No non-passing teams are good. Passing teams are good in different ways. Sorry Russia. This is what I like about that: The football traditionalists, the ones who talk about defense and "pounding the ball" (incessant gayness in the old school) and "games are won between the tackles", etc etc, necessarily give way to a style that isn't better or worse, but new and different. Each teams' value will now be judged on gradients of their passing game. How nice is that? The style of game that Manning and Brees (and to an extent Roethlisberger and Vick) have been playing successfully for a half decade now is the style of a winning team.

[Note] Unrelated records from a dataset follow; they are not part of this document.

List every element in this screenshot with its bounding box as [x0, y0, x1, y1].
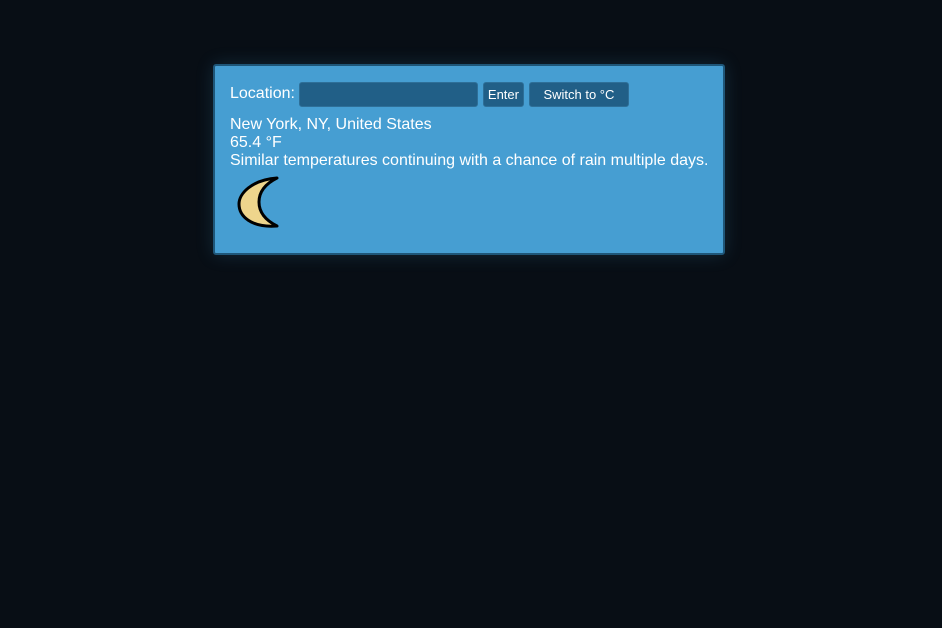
location-label: Location:: [230, 85, 295, 102]
forecast-text: Similar temperatures continuing with a c…: [230, 152, 709, 169]
temperature-value: 65.4 °F: [230, 134, 282, 151]
location-input[interactable]: [298, 81, 478, 107]
switch-unit-button[interactable]: Switch to °C: [528, 81, 629, 107]
moon-icon: [237, 176, 279, 228]
weather-card: Location: Enter Switch to °C New York, N…: [213, 64, 725, 255]
search-row: Location: Enter Switch to °C: [230, 81, 629, 107]
location-name: New York, NY, United States: [230, 116, 432, 133]
enter-button[interactable]: Enter: [482, 81, 524, 107]
weather-info: New York, NY, United States 65.4 °F Simi…: [230, 116, 708, 170]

Those styles are different, (Manning's omnipotence, Brees' long arm, R's and V's high excessive-time-in-the-pocket/amazing-broken-play ratio), but they work for their football teams now better than any non-passing team's style work for them now. A good example is the Minnesota Vikings.

Removing need of a great back or a great defense in favor of a need for great quarterbacks, flankers and offensive coordinators cuts the traditional NFL in half. A running back can no longer compensate (on the level of an entire season) for a below average quarterback. Yes, that used to be possible. It is interesting to me how the NFL vocabulary will have to change, while a new spectrum of wholeness is being injected into it's current half-ness. And this season is particularly interesting because (arguably) the founder of the passing-matters-most style, Manning, is not playing. It is now easier to witness how other teams are making their unique "half teams" whole for them. For his contribution to the NFL and for how awful the Colts are without him, Manning should be given the MVP this season. He is probably eating M&M's right now, which is exactly how I plan on winning my MVP award next season.